Induction of interleukin 2-responsiveness in thymocytes of the transgenic mice carrying lck-transgene.

The role of lck gene in T cell proliferation and differentiation was investigated with transgenic mice carrying human lck cDNA whose expression was regulated by the promoter of mouse H-2Kb and the enhancer element of mouse IgH. RNase protection assay revealed that the lck transgene was expressed in the thymus and spleen, whereas immunoblot analysis demonstrated that amounts of p56lck in freshly isolated lymphoid organs were almost equal between transgenic mice and negative littermates. Cell-surface marker analyses of the thymocytes and peripheral lymphocytes revealed no remarkable difference between both groups. Notable finding is that the thymocytes from transgenic mice showed a significant proliferative response to the stimulation with IL-2, but not the thymocytes from negative littermates.
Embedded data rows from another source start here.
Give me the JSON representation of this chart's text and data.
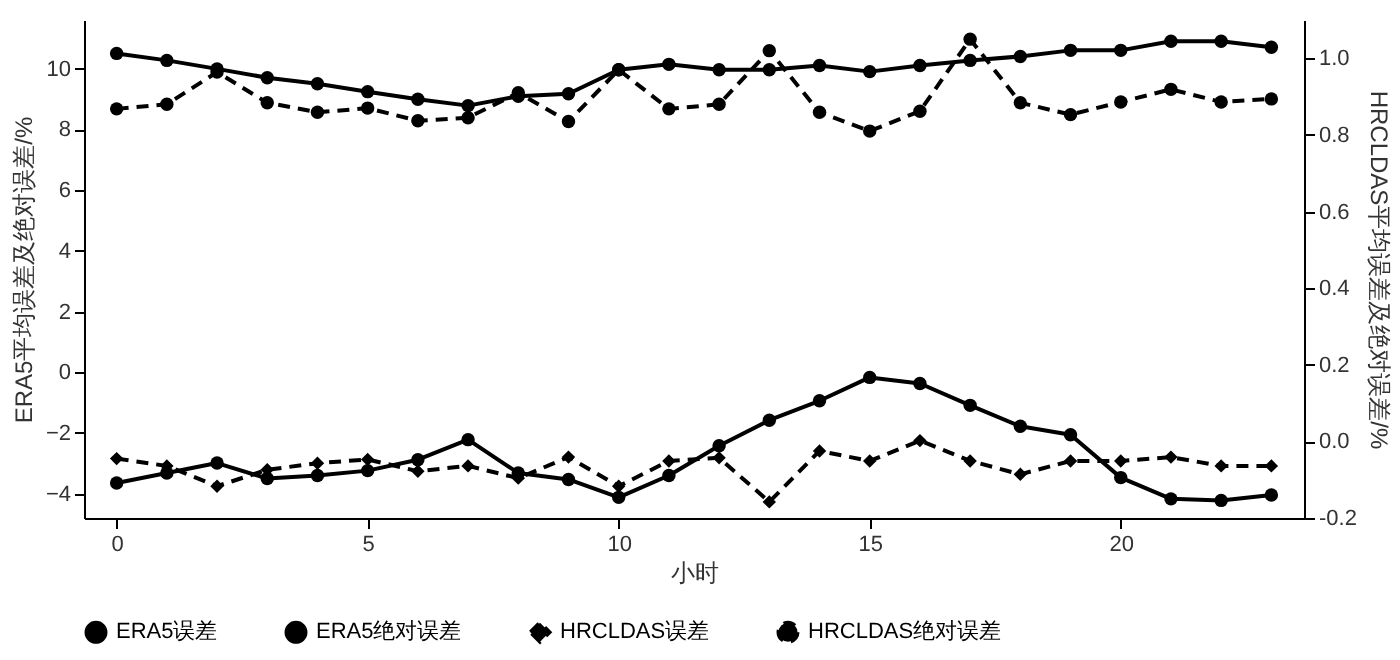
{
  "chart_data": {
    "type": "line",
    "xlabel": "小时",
    "ylabel": "ERA5平均误差及绝对误差/%",
    "y2label": "HRCLDAS平均误差及绝对误差/%",
    "x": [
      0,
      1,
      2,
      3,
      4,
      5,
      6,
      7,
      8,
      9,
      10,
      11,
      12,
      13,
      14,
      15,
      16,
      17,
      18,
      19,
      20,
      21,
      22,
      23
    ],
    "xlim": [
      -0.65,
      23.65
    ],
    "xticks": [
      0,
      5,
      10,
      15,
      20
    ],
    "ylim": [
      -4.8,
      11.6
    ],
    "yticks": [
      -4,
      -2,
      0,
      2,
      4,
      6,
      8,
      10
    ],
    "y2lim": [
      -0.2,
      1.1
    ],
    "y2ticks": [
      {
        "value": -0.2,
        "label": "-0.2"
      },
      {
        "value": 0,
        "label": "0.0"
      },
      {
        "value": 0.2,
        "label": "0.2"
      },
      {
        "value": 0.4,
        "label": "0.4"
      },
      {
        "value": 0.6,
        "label": "0.6"
      },
      {
        "value": 0.8,
        "label": "0.8"
      },
      {
        "value": 1,
        "label": "1.0"
      }
    ],
    "grid": false,
    "legend": "bottom",
    "series": [
      {
        "name": "ERA5误差",
        "color": "#000000",
        "marker": "circle",
        "line_style": "solid",
        "values": [
          -3.65,
          -3.32,
          -2.99,
          -3.5,
          -3.4,
          -3.24,
          -2.88,
          -2.22,
          -3.32,
          -3.53,
          -4.12,
          -3.4,
          -2.42,
          -1.58,
          -0.94,
          -0.17,
          -0.37,
          -1.09,
          -1.78,
          -2.06,
          -3.47,
          -4.17,
          -4.22,
          -4.04
        ]
      },
      {
        "name": "ERA5绝对误差",
        "color": "#000000",
        "marker": "circle",
        "line_style": "solid",
        "values": [
          10.5,
          10.27,
          9.99,
          9.7,
          9.5,
          9.24,
          8.99,
          8.78,
          9.09,
          9.17,
          9.96,
          10.14,
          9.96,
          9.96,
          10.1,
          9.9,
          10.1,
          10.27,
          10.4,
          10.6,
          10.6,
          10.9,
          10.9,
          10.7
        ]
      },
      {
        "name": "HRCLDAS误差",
        "color": "#000000",
        "marker": "diamond",
        "line_style": "dashed",
        "axis": "y2",
        "values": [
          -0.045,
          -0.064,
          -0.117,
          -0.074,
          -0.057,
          -0.047,
          -0.078,
          -0.064,
          -0.096,
          -0.041,
          -0.117,
          -0.051,
          -0.043,
          -0.158,
          -0.025,
          -0.051,
          0.002,
          -0.051,
          -0.086,
          -0.051,
          -0.051,
          -0.041,
          -0.064,
          -0.064
        ]
      },
      {
        "name": "HRCLDAS绝对误差",
        "color": "#000000",
        "marker": "circle",
        "line_style": "dashed",
        "axis": "y2",
        "values": [
          0.868,
          0.88,
          0.964,
          0.884,
          0.859,
          0.87,
          0.837,
          0.845,
          0.91,
          0.835,
          0.97,
          0.868,
          0.88,
          1.02,
          0.859,
          0.81,
          0.862,
          1.05,
          0.884,
          0.853,
          0.886,
          0.919,
          0.886,
          0.894
        ]
      }
    ]
  }
}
Further analysis revealed that CD4+8- single positive thymocytes proliferated in response to IL-2. While surface expression levels of IL-2R alpha and IL-2R beta of these CD4+8- thymocytes from transgenic and control mice were almost equal before stimulation with IL-2, the expression of IL-2R beta was induced only in transgenic thymocytes after stimulation with IL-2. Immunoblot analysis demonstrated that the expression of p56lck of transgenic thymocytes was not down-regulated at 4 hr after stimulation with IL-2, whereas p56lck of control ones were not detectable any more at 4 hr after stimulation with IL-2. Moreover, in vitro kinase assay substantiated such unchanged expression of p56lck in the thymocytes from transgenic mice: the kinase activities of p56lck did not decrease in thymocytes from transgenic mice after stimulation with IL-2, while kinase activities of control ones were significantly down-regulated by stimulation of IL-2. These results suggested that a significant proliferative response found in the thymocytes from lck-transgenic mice after the stimulation with IL-2 was caused by a constitutive expression of p56lck in these thymocytes even after the stimulation. Our findings, therefore, support a possibility that p56lck may play a role in the IL-2R-mediated signaling system in CD4+8- thymocytes.